FOEL is a group of parents with special needs children that provides resources and encouragement for each other. Sarber said while many in the community are very kind-hearted and giving, they don’t always understand what families with special needs children are going through.

“No matter what your parenting challenge is, you are welcomed into the group and you are supported in your journey,” Sarber said. “We get that your journey is difficult.”

Sarber said one of the biggest challenges in raising a child with disabilities is finding adequate and affordable childcare programs – especially when school is out. An acceptable program provides positive social experiences for the children and much-needed respite for the parents. Respite care provides short-term breaks for caregivers of special needs persons. One attendee said she didn’t have supplemental care for her two autistic boys last summer, and watched them 19 hours everyday. She said she wasn’t sure she could do it again this summer.

“It’s exhausting,” she said.

Saber cited one family who leaves for the summers because they can’t find adequate respite care. “It’s not just for the caregiver, but also for the child to get out in a social situation and be engaged,” she said.
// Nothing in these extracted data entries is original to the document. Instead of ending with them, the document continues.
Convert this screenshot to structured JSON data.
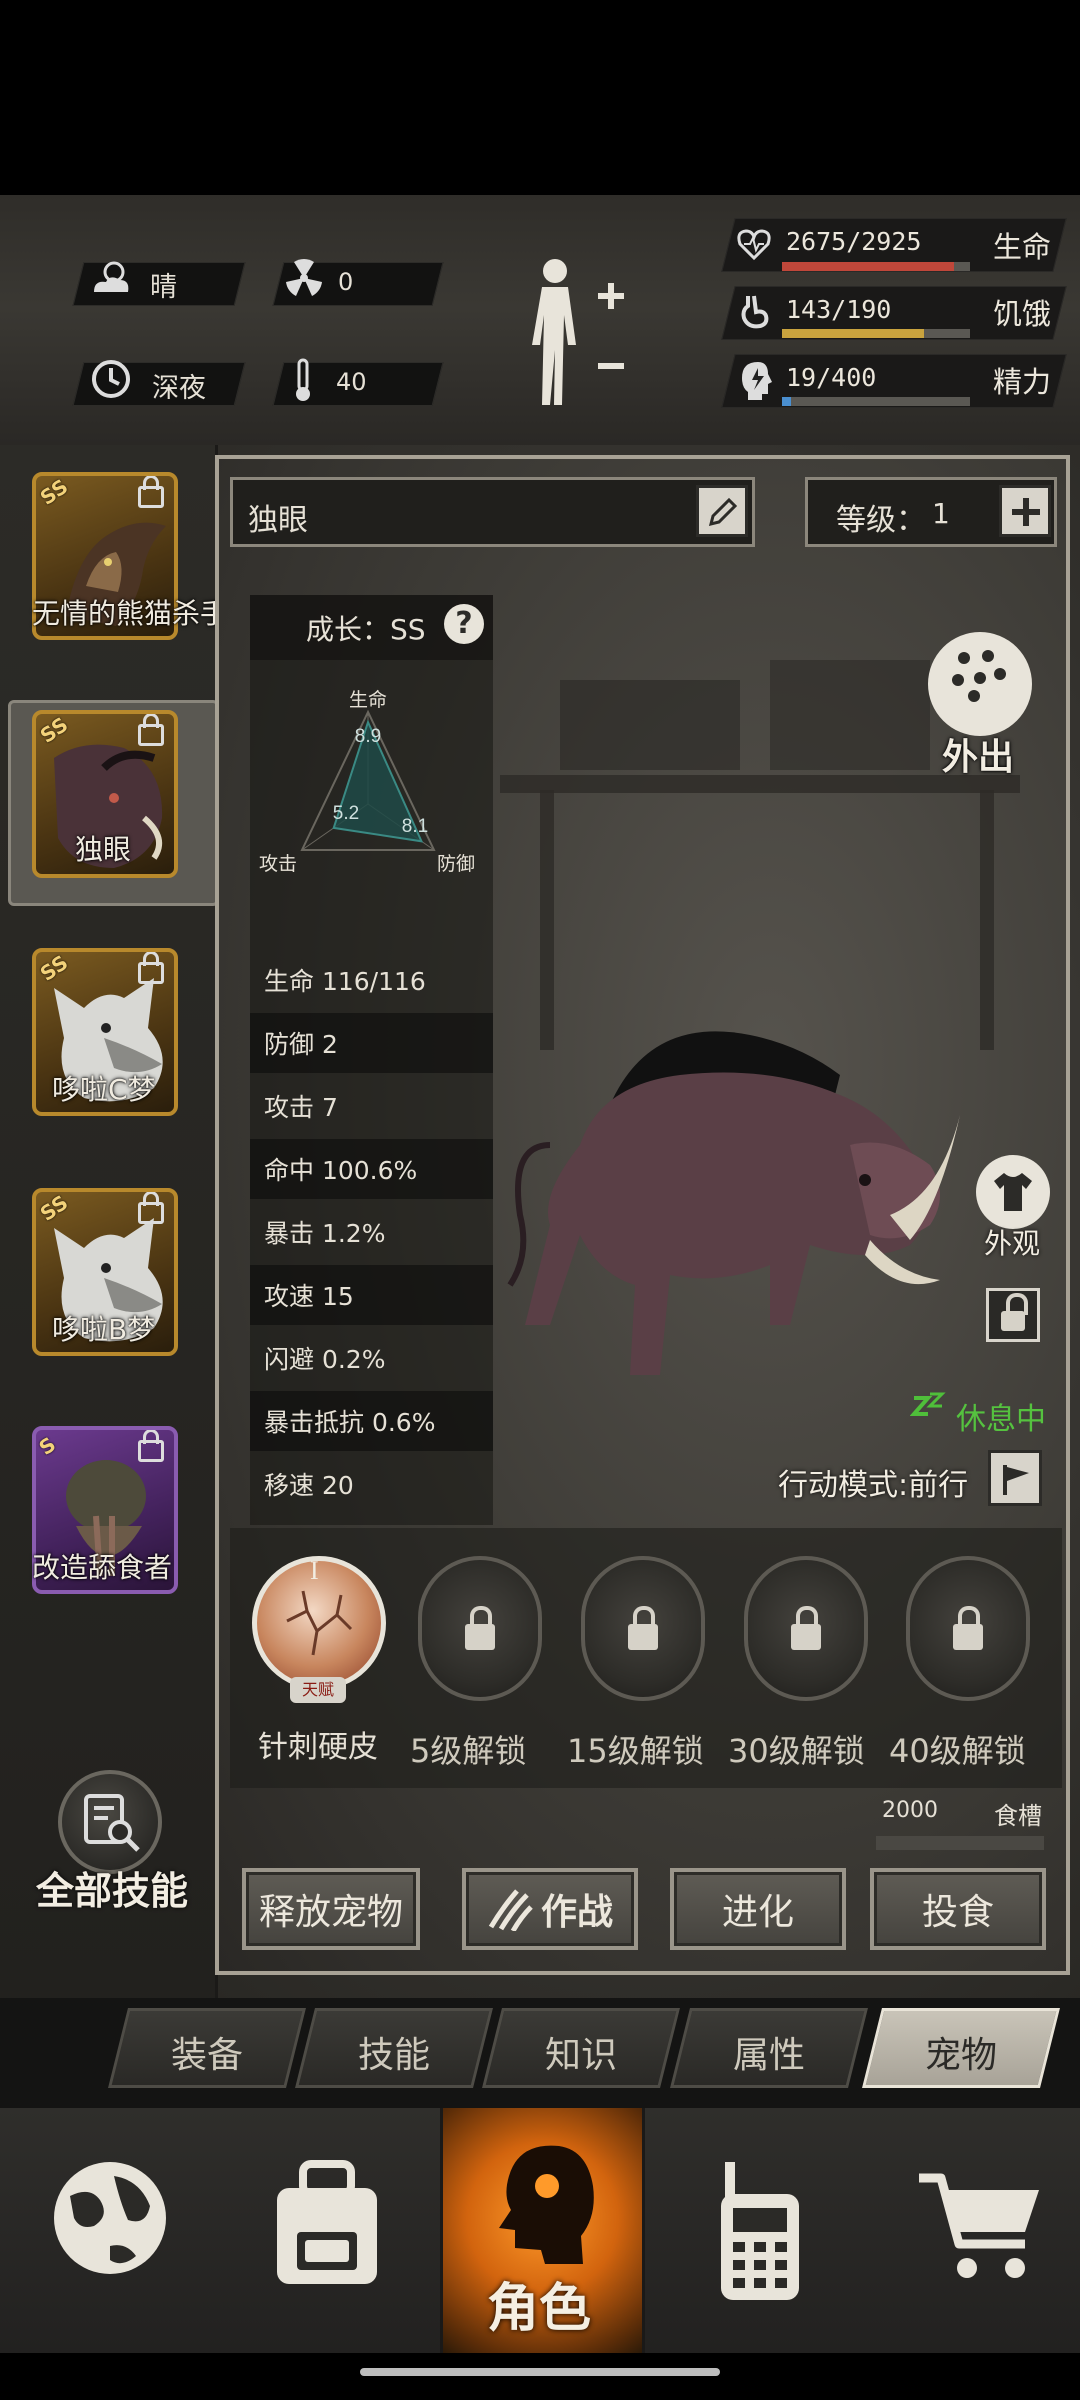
{
  "status": {
    "weather": "晴",
    "radiation": "0",
    "time_of_day": "深夜",
    "temperature": "40"
  },
  "vitals": [
    {
      "value": "2675/2925",
      "name": "生命",
      "fraction": 0.915,
      "color": "#c0473a"
    },
    {
      "value": "143/190",
      "name": "饥饿",
      "fraction": 0.753,
      "color": "#c9a33e"
    },
    {
      "value": "19/400",
      "name": "精力",
      "fraction": 0.048,
      "color": "#4a8fd0"
    }
  ],
  "pets": [
    {
      "rank": "SS",
      "name": "无情的熊猫杀手",
      "tier": "gold"
    },
    {
      "rank": "SS",
      "name": "独眼",
      "tier": "gold"
    },
    {
      "rank": "SS",
      "name": "哆啦C梦",
      "tier": "gold"
    },
    {
      "rank": "SS",
      "name": "哆啦B梦",
      "tier": "gold"
    },
    {
      "rank": "S",
      "name": "改造舔食者",
      "tier": "purple"
    }
  ],
  "all_skills_label": "全部技能",
  "pet_detail": {
    "name": "独眼",
    "level_label": "等级：",
    "level": "1",
    "growth": "成长：SS",
    "help_glyph": "?",
    "radar": {
      "life_label": "生命",
      "attack_label": "攻击",
      "defense_label": "防御",
      "life_value": "8.9",
      "attack_value": "5.2",
      "defense_value": "8.1",
      "life_score": 8.9,
      "attack_score": 5.2,
      "defense_score": 8.1,
      "max_score": 10
    },
    "stats": [
      "生命 116/116",
      "防御 2",
      "攻击 7",
      "命中 100.6%",
      "暴击 1.2%",
      "攻速 15",
      "闪避 0.2%",
      "暴击抵抗 0.6%",
      "移速 20"
    ],
    "go_out": "外出",
    "appearance": "外观",
    "status": "休息中",
    "action_mode": "行动模式:前行",
    "talent_badge": "天赋",
    "talent_roman": "I",
    "skills": [
      "针刺硬皮",
      "5级解锁",
      "15级解锁",
      "30级解锁",
      "40级解锁"
    ],
    "food_value": "2000",
    "food_label": "食槽",
    "buttons": [
      "释放宠物",
      "作战",
      "进化",
      "投食"
    ]
  },
  "tabs": [
    "装备",
    "技能",
    "知识",
    "属性",
    "宠物"
  ],
  "active_tab": "宠物",
  "nav": {
    "role_label": "角色"
  }
}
Sarber said the problem is some special needs children are rejected from programs, or parents are asked to provide their own counselor during care.
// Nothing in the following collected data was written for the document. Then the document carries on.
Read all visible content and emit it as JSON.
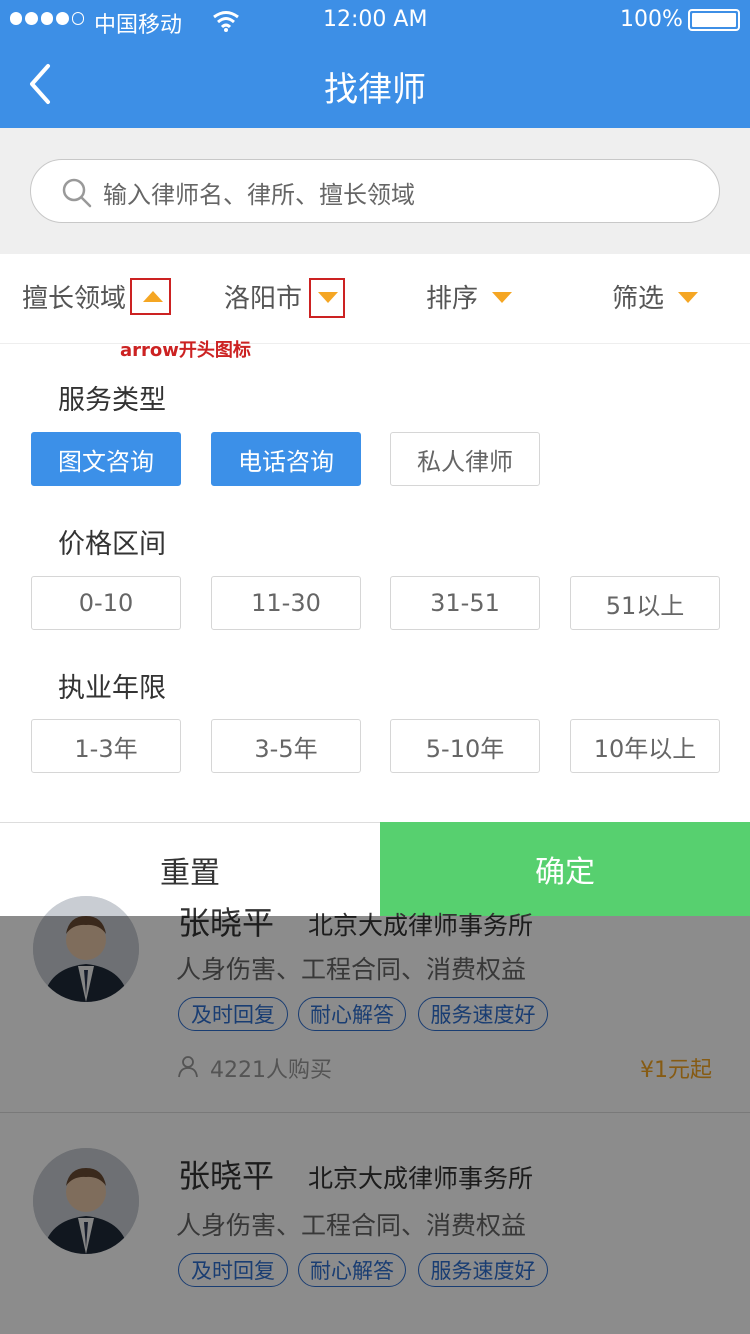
{
  "status_bar": {
    "carrier": "中国移动",
    "time": "12:00 AM",
    "battery": "100%",
    "signal_dots": 5
  },
  "nav": {
    "title": "找律师",
    "back_icon": "chevron-left-icon"
  },
  "search": {
    "placeholder": "输入律师名、律所、擅长领域",
    "icon": "search-icon"
  },
  "filters": [
    {
      "label": "擅长领域",
      "arrow": "up",
      "active": true
    },
    {
      "label": "洛阳市",
      "arrow": "down",
      "active": false
    },
    {
      "label": "排序",
      "arrow": "down",
      "active": false
    },
    {
      "label": "筛选",
      "arrow": "down",
      "active": false
    }
  ],
  "annotation": {
    "text": "arrow开头图标"
  },
  "panel": {
    "service": {
      "title": "服务类型",
      "options": [
        "图文咨询",
        "电话咨询",
        "私人律师"
      ],
      "selected": [
        0,
        1
      ]
    },
    "price": {
      "title": "价格区间",
      "options": [
        "0-10",
        "11-30",
        "31-51",
        "51以上"
      ]
    },
    "years": {
      "title": "执业年限",
      "options": [
        "1-3年",
        "3-5年",
        "5-10年",
        "10年以上"
      ]
    }
  },
  "actions": {
    "reset": "重置",
    "confirm": "确定"
  },
  "lawyers": [
    {
      "name": "张晓平",
      "firm": "北京大成律师事务所",
      "areas": "人身伤害、工程合同、消费权益",
      "tags": [
        "及时回复",
        "耐心解答",
        "服务速度好"
      ],
      "buyers": "4221人购买",
      "price": "¥1元起"
    },
    {
      "name": "张晓平",
      "firm": "北京大成律师事务所",
      "areas": "人身伤害、工程合同、消费权益",
      "tags": [
        "及时回复",
        "耐心解答",
        "服务速度好"
      ]
    }
  ],
  "colors": {
    "primary": "#3d8fe6",
    "confirm": "#57d06f",
    "arrow": "#f5a623",
    "annotation": "#cc2222",
    "tag": "#2f6fd0",
    "price": "#f5a623"
  }
}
“That’s a pretty big burden to bear when you’re a working parent and you’re not wealthy,” she said.

Another problem these parents face: Many children age out of programs once they reach 12 years old. The camps which do except them are sometimes too expensive, and Saber said many working parents just can’t afford them.

At a March 9 meeting, the group explored possible partnerships within the community to help with childcare. Representatives from Keystone Science School camp programs, the Breckenridge Outdoor Education Center, and Easter Seals – an organization that provides disability services for children and adults – all attended.

FOEL’s goal is to put together a program for the summer that would provide a full day of care for six to eight children, 12 and older, two days a week.

“What can we do to make it happen for this summer?” Sarber asked.

Right now, the group has the possible use of facilities in Frisco. If this goes through, the Easter Seals have agreed to staff the space and direct the program.

“That’s a huge piece,” Saber said.

BOEC said they would provide supplementary activities outside the space – like hiking or canoeing – for the kids. Keystone Science School said it was interested in setting up camps for children with disabilities.

Sarber said the group is also looking for funding, so parents can afford the program if the space works out. She said she would ask families to pay $40-$50 a day, and supplement the rest through grants. Usually, parents would be looking at $150-$200 a day for care.

“We have a lot of different entities coming together to say, ‘This is a need in the community. What can we do to help?” she said.

Sarber said the state of Colorado is at the bottom of the list when it comes to funding programs for people with disabilities.

“We just want to make our community an example,” she said.